Lebih lanjut, Habib menyinggung konsep keamanan manusia berkembang sebagai bentuk peradamaian baru dengan implikasi penting bagi kesehatan dan pembangunan manusia. Ia berharap upaya keamanan manusia dapat memperluas pemikiran keamanan dari keamanan nasional dan pertahanan militer batas-batas negara menjadi pendekatan yang berpusat pada manusia guna mengatasi berbagai ancaman yang semakin mengglobal.
Berjangkitnya penyakit menular di seluruh dunia terjadi pada masa-masa yang lalu, tetapi interaksi global memperburuk masalah dan mempersulit upaya mengatasi penyakit. Penyebaran HIV/AIDS beberapa waktu yang lalu, misalnya, menjadi ancaman terhadap keamanan manusia. Pada tahun 2002, 42 juta orang hidup dengan HIV/AIDS, lebih dari 95% dari mereka di negara-negara berkembang dan 75% di sub-Sahara Afrika. Diperkirakan 5 juta orang terinfeksi pada tahun 2002, setengah dari mereka adalah orang muda, dengan wanita muda dan anak perempuan sangat terpengaruh.

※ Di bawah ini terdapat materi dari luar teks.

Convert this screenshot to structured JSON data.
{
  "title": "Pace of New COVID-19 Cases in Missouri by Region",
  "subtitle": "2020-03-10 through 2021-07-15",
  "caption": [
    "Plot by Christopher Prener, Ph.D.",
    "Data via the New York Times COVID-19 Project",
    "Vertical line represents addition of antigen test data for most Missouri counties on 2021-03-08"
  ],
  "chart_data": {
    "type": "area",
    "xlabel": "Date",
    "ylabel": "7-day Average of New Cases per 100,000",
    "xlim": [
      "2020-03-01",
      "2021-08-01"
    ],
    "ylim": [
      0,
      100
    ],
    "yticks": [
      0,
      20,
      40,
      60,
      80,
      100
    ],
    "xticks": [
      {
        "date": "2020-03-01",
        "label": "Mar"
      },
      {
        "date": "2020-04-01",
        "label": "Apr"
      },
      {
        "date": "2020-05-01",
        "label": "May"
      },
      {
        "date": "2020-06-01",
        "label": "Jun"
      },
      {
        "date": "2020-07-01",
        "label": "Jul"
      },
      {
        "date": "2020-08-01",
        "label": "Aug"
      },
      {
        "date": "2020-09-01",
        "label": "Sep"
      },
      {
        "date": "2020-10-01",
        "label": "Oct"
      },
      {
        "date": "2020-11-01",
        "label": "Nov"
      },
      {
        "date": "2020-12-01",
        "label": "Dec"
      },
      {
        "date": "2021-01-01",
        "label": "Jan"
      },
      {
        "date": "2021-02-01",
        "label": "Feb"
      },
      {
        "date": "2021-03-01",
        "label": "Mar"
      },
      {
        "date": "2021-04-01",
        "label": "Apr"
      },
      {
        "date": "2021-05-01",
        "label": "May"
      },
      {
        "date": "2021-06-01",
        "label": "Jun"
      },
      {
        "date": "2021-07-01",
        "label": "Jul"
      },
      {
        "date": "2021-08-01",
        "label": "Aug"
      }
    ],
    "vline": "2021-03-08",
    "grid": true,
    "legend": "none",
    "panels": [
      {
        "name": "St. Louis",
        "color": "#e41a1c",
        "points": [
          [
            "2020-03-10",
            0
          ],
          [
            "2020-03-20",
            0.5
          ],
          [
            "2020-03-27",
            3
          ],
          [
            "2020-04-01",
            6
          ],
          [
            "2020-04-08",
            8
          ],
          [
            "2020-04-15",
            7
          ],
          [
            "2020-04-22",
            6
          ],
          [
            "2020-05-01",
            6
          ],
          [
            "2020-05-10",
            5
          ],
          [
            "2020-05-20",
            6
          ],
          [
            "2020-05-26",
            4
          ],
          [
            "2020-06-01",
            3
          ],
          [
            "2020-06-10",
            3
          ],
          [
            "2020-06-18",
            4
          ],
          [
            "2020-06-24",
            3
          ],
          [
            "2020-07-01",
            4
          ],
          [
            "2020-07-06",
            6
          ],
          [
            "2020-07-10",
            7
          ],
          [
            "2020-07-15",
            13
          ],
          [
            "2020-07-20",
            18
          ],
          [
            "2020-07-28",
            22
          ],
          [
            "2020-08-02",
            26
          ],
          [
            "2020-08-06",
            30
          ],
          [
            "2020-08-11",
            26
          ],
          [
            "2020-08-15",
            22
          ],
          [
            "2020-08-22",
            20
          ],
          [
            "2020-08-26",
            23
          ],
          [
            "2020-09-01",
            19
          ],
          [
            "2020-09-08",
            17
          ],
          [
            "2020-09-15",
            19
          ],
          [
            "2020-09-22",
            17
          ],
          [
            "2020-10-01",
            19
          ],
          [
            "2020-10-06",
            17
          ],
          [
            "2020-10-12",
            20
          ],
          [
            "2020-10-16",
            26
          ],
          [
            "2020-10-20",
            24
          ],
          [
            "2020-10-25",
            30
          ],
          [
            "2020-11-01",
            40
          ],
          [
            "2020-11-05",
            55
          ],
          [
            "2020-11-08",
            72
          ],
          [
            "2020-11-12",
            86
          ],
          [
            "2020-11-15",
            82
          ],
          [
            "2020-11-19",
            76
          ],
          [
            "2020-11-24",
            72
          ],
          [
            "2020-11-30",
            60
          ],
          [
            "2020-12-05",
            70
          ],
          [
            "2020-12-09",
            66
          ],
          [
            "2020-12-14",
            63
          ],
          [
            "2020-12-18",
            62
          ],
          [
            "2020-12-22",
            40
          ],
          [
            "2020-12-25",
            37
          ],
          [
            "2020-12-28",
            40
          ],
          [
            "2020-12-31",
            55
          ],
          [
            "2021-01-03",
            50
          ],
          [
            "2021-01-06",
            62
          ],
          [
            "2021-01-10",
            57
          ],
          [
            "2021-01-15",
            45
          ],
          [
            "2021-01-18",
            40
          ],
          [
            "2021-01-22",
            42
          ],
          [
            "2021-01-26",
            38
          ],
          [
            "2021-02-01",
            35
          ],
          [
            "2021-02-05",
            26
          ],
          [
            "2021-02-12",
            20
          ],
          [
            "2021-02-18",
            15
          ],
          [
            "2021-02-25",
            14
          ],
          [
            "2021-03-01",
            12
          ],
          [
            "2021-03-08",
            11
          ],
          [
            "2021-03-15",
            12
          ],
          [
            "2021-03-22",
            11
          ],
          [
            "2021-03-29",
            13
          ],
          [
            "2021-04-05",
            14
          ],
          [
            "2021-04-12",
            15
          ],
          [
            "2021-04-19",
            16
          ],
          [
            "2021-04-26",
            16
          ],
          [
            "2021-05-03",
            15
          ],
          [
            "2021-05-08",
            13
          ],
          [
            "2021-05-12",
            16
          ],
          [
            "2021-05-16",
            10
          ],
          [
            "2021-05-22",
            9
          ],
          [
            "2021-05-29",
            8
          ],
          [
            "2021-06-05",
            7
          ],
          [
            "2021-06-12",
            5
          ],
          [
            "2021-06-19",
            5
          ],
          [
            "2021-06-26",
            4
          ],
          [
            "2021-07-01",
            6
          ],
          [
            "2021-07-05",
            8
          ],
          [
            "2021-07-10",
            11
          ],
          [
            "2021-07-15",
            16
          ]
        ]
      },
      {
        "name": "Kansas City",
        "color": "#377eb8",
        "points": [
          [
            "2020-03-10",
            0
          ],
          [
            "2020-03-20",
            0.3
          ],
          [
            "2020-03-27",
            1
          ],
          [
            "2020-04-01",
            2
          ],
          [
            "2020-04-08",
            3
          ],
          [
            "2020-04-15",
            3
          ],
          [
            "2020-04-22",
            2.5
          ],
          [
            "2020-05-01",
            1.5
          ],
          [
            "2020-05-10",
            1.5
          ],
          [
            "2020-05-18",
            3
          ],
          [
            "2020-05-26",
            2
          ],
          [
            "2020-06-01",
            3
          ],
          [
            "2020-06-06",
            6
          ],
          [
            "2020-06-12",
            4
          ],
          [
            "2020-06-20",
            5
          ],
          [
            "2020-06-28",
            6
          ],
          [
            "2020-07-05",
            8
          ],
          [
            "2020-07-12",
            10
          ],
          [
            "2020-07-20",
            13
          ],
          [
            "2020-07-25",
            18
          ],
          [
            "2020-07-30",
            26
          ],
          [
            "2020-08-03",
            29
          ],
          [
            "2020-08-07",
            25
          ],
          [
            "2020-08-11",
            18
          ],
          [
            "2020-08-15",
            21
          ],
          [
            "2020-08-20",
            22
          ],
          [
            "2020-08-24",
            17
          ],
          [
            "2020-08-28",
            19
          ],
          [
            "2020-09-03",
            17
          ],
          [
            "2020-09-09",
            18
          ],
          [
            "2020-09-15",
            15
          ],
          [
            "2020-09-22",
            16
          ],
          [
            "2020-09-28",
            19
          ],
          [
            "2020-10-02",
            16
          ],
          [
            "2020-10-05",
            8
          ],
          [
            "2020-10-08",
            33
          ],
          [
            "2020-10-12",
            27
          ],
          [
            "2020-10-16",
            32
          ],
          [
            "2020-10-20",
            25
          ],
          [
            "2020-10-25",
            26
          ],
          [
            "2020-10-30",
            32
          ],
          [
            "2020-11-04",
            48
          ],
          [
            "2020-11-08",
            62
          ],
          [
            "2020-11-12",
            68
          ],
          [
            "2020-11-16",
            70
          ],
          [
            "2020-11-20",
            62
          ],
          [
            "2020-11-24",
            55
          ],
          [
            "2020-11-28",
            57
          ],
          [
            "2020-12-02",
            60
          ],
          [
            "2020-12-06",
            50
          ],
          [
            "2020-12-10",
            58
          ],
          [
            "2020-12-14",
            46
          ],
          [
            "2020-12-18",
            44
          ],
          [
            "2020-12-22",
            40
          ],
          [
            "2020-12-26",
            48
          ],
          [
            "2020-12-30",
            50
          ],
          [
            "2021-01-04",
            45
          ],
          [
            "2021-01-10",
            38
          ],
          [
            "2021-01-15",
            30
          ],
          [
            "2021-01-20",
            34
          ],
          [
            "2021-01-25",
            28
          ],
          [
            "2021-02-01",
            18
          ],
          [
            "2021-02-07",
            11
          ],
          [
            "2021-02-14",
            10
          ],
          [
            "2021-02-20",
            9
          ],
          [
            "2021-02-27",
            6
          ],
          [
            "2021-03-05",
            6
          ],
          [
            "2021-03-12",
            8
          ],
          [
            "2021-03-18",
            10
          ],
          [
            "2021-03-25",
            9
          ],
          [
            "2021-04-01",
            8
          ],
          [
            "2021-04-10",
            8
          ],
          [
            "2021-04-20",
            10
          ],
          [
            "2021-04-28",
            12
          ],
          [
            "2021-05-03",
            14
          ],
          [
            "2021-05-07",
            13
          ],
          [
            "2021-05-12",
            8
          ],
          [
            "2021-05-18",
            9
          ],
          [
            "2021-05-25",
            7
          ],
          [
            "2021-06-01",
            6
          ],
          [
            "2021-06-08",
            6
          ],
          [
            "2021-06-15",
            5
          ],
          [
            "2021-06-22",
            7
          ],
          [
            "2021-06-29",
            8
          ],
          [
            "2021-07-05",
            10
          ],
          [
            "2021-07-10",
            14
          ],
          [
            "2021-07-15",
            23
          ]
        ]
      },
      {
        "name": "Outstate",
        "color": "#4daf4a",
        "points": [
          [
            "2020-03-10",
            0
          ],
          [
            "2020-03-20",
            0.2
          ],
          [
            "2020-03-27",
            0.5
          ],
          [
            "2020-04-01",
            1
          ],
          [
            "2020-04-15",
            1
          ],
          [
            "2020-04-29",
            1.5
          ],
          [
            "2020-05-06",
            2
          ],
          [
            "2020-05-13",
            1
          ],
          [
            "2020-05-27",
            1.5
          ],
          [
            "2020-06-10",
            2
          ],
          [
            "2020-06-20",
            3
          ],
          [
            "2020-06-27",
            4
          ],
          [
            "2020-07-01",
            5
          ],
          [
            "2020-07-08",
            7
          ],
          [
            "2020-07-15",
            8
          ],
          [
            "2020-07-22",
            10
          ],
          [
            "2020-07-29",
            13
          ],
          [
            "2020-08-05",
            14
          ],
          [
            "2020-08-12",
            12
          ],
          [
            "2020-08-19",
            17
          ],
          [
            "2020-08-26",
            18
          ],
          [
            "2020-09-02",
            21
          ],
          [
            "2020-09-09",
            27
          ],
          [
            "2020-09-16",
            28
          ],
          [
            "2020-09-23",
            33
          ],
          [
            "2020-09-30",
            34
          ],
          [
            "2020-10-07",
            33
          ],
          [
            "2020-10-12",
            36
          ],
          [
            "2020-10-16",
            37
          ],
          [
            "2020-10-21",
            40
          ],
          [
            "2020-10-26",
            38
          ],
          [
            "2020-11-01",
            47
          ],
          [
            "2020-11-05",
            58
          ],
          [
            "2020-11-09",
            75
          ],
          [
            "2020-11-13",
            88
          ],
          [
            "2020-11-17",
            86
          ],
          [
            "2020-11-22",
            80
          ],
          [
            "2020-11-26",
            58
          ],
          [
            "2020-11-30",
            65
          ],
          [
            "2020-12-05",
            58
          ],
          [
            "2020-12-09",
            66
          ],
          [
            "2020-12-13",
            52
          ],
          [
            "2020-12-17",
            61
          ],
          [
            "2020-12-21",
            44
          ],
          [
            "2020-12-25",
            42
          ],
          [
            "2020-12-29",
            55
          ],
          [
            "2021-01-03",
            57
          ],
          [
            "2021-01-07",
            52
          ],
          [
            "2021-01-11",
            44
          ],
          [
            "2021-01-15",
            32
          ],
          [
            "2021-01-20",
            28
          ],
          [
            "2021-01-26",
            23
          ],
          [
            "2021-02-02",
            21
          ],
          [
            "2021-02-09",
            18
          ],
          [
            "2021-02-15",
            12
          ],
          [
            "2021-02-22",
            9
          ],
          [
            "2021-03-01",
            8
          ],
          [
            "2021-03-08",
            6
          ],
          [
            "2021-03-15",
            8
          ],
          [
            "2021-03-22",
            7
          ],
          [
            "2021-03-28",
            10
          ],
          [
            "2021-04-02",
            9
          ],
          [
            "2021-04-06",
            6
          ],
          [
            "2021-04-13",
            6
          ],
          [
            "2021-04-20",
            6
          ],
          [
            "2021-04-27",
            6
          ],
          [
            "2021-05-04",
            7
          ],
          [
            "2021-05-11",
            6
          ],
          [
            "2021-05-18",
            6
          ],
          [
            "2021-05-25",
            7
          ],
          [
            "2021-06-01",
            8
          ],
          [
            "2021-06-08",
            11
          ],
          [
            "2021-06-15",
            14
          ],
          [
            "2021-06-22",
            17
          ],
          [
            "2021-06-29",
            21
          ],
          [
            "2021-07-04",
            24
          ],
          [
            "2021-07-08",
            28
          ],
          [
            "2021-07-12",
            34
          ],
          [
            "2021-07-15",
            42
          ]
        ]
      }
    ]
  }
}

Anak-anak yatim piatu akibat AIDS berjumlah 11 juta di wilayah sub-Sahara (UNAIDS/WHO, 2022). Setiap tahun ada lebih dari 300 juta kasus malaria dan 60 juta orang terinfeksi tuberculosis yang menyebabkan dua juta kematian setiap tahun. Pada tahun 2020 hampir satu miliar orang terinfeksi dan 35 juta meninggal karena tuberculosis. Prevalensi malaria tinggi dapat menurunkan pertumbuhan ekonomi sebesar 1% atau lebih per tahun. Ebola adalah penyakit ganas lain yang menyebabkan kematian pada 50-90% kasus (Organisasi Kesehatan Dunia, 2000).

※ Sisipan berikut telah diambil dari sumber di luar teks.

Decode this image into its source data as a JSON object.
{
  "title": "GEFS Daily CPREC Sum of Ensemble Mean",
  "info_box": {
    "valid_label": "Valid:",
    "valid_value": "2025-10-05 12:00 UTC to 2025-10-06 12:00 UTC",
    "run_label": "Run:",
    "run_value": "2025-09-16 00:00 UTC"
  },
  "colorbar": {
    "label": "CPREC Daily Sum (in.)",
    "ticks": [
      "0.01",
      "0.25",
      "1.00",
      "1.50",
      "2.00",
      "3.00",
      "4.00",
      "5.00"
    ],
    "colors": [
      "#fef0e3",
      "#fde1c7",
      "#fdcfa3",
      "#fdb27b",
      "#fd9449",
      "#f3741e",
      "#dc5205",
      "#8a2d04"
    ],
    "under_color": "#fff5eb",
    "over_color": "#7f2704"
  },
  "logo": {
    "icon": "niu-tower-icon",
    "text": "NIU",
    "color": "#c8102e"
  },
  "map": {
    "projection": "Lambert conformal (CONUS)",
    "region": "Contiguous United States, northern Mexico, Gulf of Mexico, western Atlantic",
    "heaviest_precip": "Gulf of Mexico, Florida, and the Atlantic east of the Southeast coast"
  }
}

Habib juga menyoroti soal keamanan manusia dan pemberdayaan perempuan. Permasalahan penting dalam konsep keamanan manusia ini adalah tentang keadilan gender dan perlindungan terhadap perempuan dan anak-anak, baik di masa konflik, pasca konflik, dan masa damai. Salah satu dari manifestasi globalisasi adalah munculnya kelompok feminis yang mengkaji penyebab struktural ketidakamanan perempuan dalam budaya yang berbeda.

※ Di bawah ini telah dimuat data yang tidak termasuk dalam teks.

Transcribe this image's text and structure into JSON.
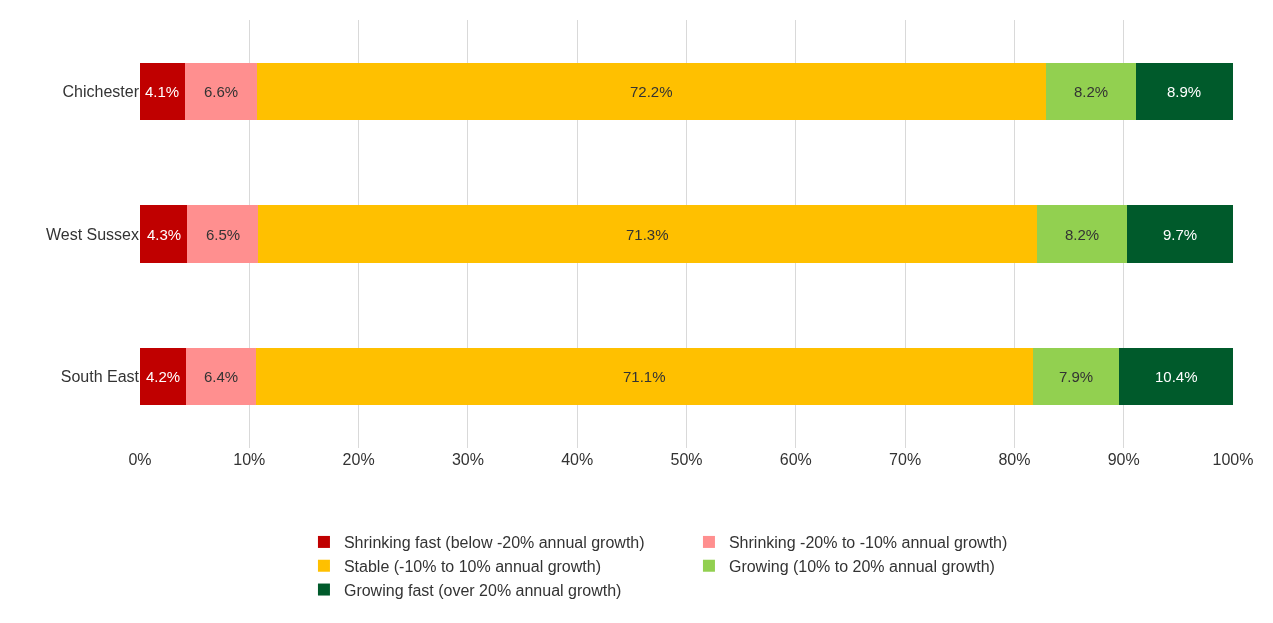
{
  "chart_data": {
    "type": "bar",
    "orientation": "horizontal",
    "stacked": true,
    "categories": [
      "Chichester",
      "West Sussex",
      "South East"
    ],
    "series": [
      {
        "name": "Shrinking fast (below -20% annual growth)",
        "color": "#c00000",
        "values": [
          4.1,
          4.3,
          4.2
        ],
        "value_labels": [
          "4.1%",
          "4.3%",
          "4.2%"
        ]
      },
      {
        "name": "Shrinking -20% to -10% annual growth)",
        "color": "#ff8f8f",
        "values": [
          6.6,
          6.5,
          6.4
        ],
        "value_labels": [
          "6.6%",
          "6.5%",
          "6.4%"
        ]
      },
      {
        "name": "Stable (-10% to 10% annual growth)",
        "color": "#ffc000",
        "values": [
          72.2,
          71.3,
          71.1
        ],
        "value_labels": [
          "72.2%",
          "71.3%",
          "71.1%"
        ]
      },
      {
        "name": "Growing (10% to 20% annual growth)",
        "color": "#92d050",
        "values": [
          8.2,
          8.2,
          7.9
        ],
        "value_labels": [
          "8.2%",
          "8.2%",
          "7.9%"
        ]
      },
      {
        "name": "Growing fast (over 20% annual growth)",
        "color": "#005a2b",
        "values": [
          8.9,
          9.7,
          10.4
        ],
        "value_labels": [
          "8.9%",
          "9.7%",
          "10.4%"
        ]
      }
    ],
    "xlim": [
      0,
      100
    ],
    "xticks": [
      {
        "value": 0,
        "label": "0%"
      },
      {
        "value": 10,
        "label": "10%"
      },
      {
        "value": 20,
        "label": "20%"
      },
      {
        "value": 30,
        "label": "30%"
      },
      {
        "value": 40,
        "label": "40%"
      },
      {
        "value": 50,
        "label": "50%"
      },
      {
        "value": 60,
        "label": "60%"
      },
      {
        "value": 70,
        "label": "70%"
      },
      {
        "value": 80,
        "label": "80%"
      },
      {
        "value": 90,
        "label": "90%"
      },
      {
        "value": 100,
        "label": "100%"
      }
    ],
    "grid": "x",
    "legend": "bottom"
  }
}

“Berakhirnya Perang Dingin memberi negara-negara ruang untuk merevisi kebutuhan keamanan dan ancaman yang mereka hadapi berlandaskan kepada Deklarasi universal hak asasi manusia dan Konvensi penghapusan semua bentuk diskriminasi terhadap perempuan (CEDAW) pada tahun 1979,” tutur dalam pidatonya sebagaimana dilansir laman marknews.id.
Kesetaraan Lelaki dan Perempuan
“CEDAW menyerukan kesetaraan laki-laki dan perempuan dalam kehidupan publik dan politik, di hadapan hukum, pendidikan, pekerjaan, penyediaan perawatan kesehatan, pernikahan dan keluarga. Hal ini secara eksplisit mendesak negara-negara untuk menekan eksploitasi perempuan dan perdagangan perempuan, serta memperbaiki situasi perempuan pedesaan sebagai kelompok yang sangat kurang beruntung.
"Agenda baru keamanan internasional memasukkan pertimbangan non-militer, dengan munculnya gender dalam laporan Program Pembangunan Perserikatan Bangsa-bangsa (UNDP) 1994,” ujarnya.
Perhelatan akbar ini mengundang sejumlah Rektor Perguruan Tinggi dan akademisi dari berbagai perguruan tinggi. Turut hadir Ketua Umum Pimpinan Pusat Muhammadiyah, Prof Dr H Haedar Nashir, MSi, Pimpinan Pondok Modern Darussalam Gontor Ponorogo, Pimpinan Pondok Pesantren Pabelan Magelang, Pimpinan Pondok Pesantren Darunnajah Jakarta, dan sejumlah tamu undangan lainnya.